The S&P 500 is within 0.5% of its all-time high as of this writing after very strongly closing out the last three months of 2023. So finding stocks that just went on sale is a challenging task -- most everything is up recently. And finding quality on-sale businesses is harder still.

Yet I believe I did find three top stocks on sale as I sifted through a long list of tickers. Here's why Hormel (HRL 0.14%), Boot Barn (BOOT 0.47%), and Celsius Holdings (CELH 2.12%) could all be timely buys right now.

1. Hormel

Hormel stock is down almost 30% over the past year, with about half of the drop coming in just the last three months. Because of the drop, Hormel stock now trades at about 22 times its trailing earnings, which is its lowest valuation since 2019.

Wall Street appears concerned with Hormel's modest growth and potentially higher expenses -- it just signed a deal with union workers for an unprecedented pay increase.

However, fears may be overblown, because Hormel's long-term prospects still look solid. The company's revenue remains close to an all-time high. It expects that its operating income in its fiscal 2026 (which will end in October 2026) will be around $250 million higher than operating income in its fiscal 2022. Considering it had operating income of about $1.3 billion that year, that's meaningful growth for Hormel.

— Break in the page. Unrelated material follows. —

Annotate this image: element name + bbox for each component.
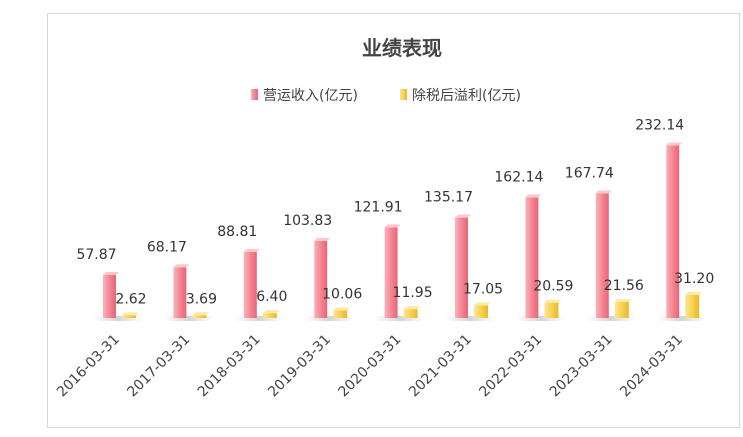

In 2021 Hormel acquired Planters, giving it broader distribution within convenience stores. This broader reach provides an opportunity for higher-margin growth as it expands its product offerings within existing locations, which is just one reason for optimism regarding its future profits.

As Hormel finds ways to increase profits, it should be able to sustain its fantastic dividend growth. The company has increased its dividend for 58 consecutive years, making it one of the most reliable dividend stocks on the market and worth buying at its present discounted price.

2. Boot Barn

The pullback for Boot Barn stock is mysterious. Yes, its same-store sales dropped recently and its full-year operating income is expected to decline year over year. But during the last six months, the business has performed largely as expected. Nevertheless, the stock price is down 26% from its 52-week high.

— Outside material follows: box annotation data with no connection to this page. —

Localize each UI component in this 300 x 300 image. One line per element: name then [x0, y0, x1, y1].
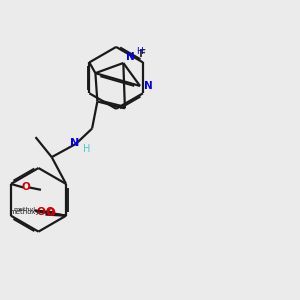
Text: N: N — [144, 81, 153, 91]
Text: N: N — [126, 52, 135, 61]
Text: O: O — [36, 207, 45, 217]
Text: H: H — [136, 47, 143, 56]
Text: O: O — [22, 182, 31, 193]
Text: methoxy: methoxy — [10, 209, 40, 215]
Text: O: O — [46, 208, 55, 218]
Text: F: F — [140, 49, 146, 59]
Text: methyl: methyl — [14, 207, 35, 212]
Text: O: O — [45, 207, 54, 217]
Text: N: N — [70, 138, 79, 148]
Text: H: H — [83, 144, 91, 154]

Whatever the reason exactly, Boot Barn stock is down, and that's a long-term opportunity. The company's fiscal 2024 will end in March. For its fiscal 2024, management expects same-store sales to decline by 5% to 6.5% compared to its fiscal 2023. That's not what you want to see from a retail chain that's opening a lot of new stores.

Even with the drop in same-store sales, Boot Barn's nearly 400 locations are expected to earn a healthy profit. For the year, management expects operating income of about $200 million -- that's substantial for a company with a market capitalization of just $2.3 billion.

By 2030, Boot Barn hopes to have 900 locations. That will greatly increase the company's revenue. And if management can maintain its strong profit margins, then this company will have substantially higher earnings as well.

Trading at just 11 times this year's operating profits, Boot Barn stock will likely look like an absolute bargain in hindsight.

3. Celsius

Finally, energy drink company Celsius is on sale as well. Investors might not realize this considering shares are up more than 250% in just the last three years; however, from a price-to-sales valuation perspective, Celsius stock trades at about its cheapest level since 2020, landing it on this list with Hormel and Boot Barn.

Through the first three quarters of 2023, Celsius has grown revenue by 104% year over year to $971 million. Not only has growth been sensational, it's also been profitable. Year to date, Celsius has operating income of $207 million, which translates to a stellar operating margin of 21.4%.

It's crazy to think that Celsius hasn't remotely reached a ceiling to its growth potential. Even in the U.S., it has opportunities to expand. One example is within food service. Restaurant chains such as Dunkin' Donuts and Jersey Mike's now carry a limited number of Celsius products. Not only can the company sign up more restaurant partners, but it can also expand its lineup within its existing channels.

Moreover, more than 96% of Celsius' revenue comes from North America. International expansion is still a golden opportunity.

For investors who have watched the incredible rise of Celsius stock from the sidelines for the past three years, now is one of the most opportune moments for buying shares from a valuation perspective. The stock could always get cheaper. But with so much opportunity ahead, investors might not want to hold out too much longer hoping for a better price.